AI in practice

Learn Prompt Engineering for free with OpenAI and Microsoft

Matthias Bastian
OpenAI and Microsoft offer a free course and background information on what they call "prompt engineering."

Midjourney prompted by THE DECODER

OpenAI and Microsoft are offering a free course and tutorial on prompt engineering.

Together with investor Andrew Ng's website DeepLearning.ai, OpenAI is offering a temporary free course on prompt engineering for developers. The course will be taught by OpenAI engineer Isa Fulford and Andrew Ng.

According to the site, the course is suitable for beginners, with the only requirement being a basic knowledge of Python. However, it is also intended to provide advanced machine learning engineers with new information on prompt engineering and how to use large language models.

Topics covered include summarization, classification, topic extraction, text transformation such as translation and proofreading, and text augmentation such as automatic email generation. The course also provides information on how to develop your own chatbot. More information and enrollment details are available here; completion time is approximately one hour.

In addition, Microsoft has created a landing page about prompt engineering techniques with numerous examples and tutorials. Among other things, Microsoft discusses the GPT-4 specific "System Messages" and the so-called "Few-Shot-Learning" using examples in the prompt.

Prompt Engineering: An emerging profession?

Prompt Engineering, i.e. the phrasing of instructions to a large AI model, is either a profession with a promising future or a temporary phenomenon of the current AI boom, mainly due to the shortcomings of current systems, depending on one's perspective.

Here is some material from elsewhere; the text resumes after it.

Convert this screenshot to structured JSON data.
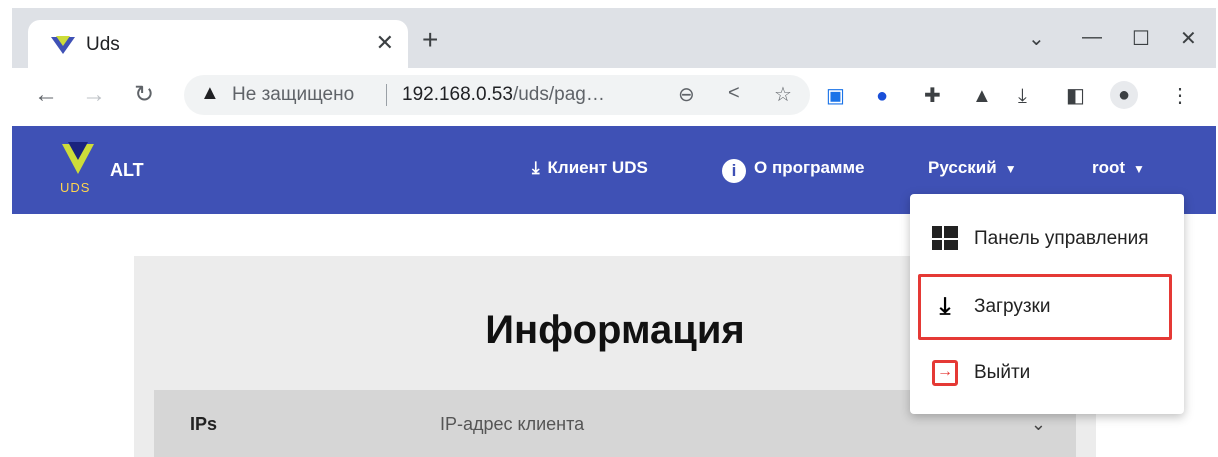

In favor of the latter thesis is the fact that language models are intended to simplify the way we operate computers. If complicated commands are necessary to achieve good results, natural language would become a kind of new programming language, which at least partially contradicts the goal of the systems.

At least for now, it appears that knowing prompt variations can give you an upper hand in quality. In addition, an important part of prompt engineering is developing ideas about what tasks large AI models can be used for.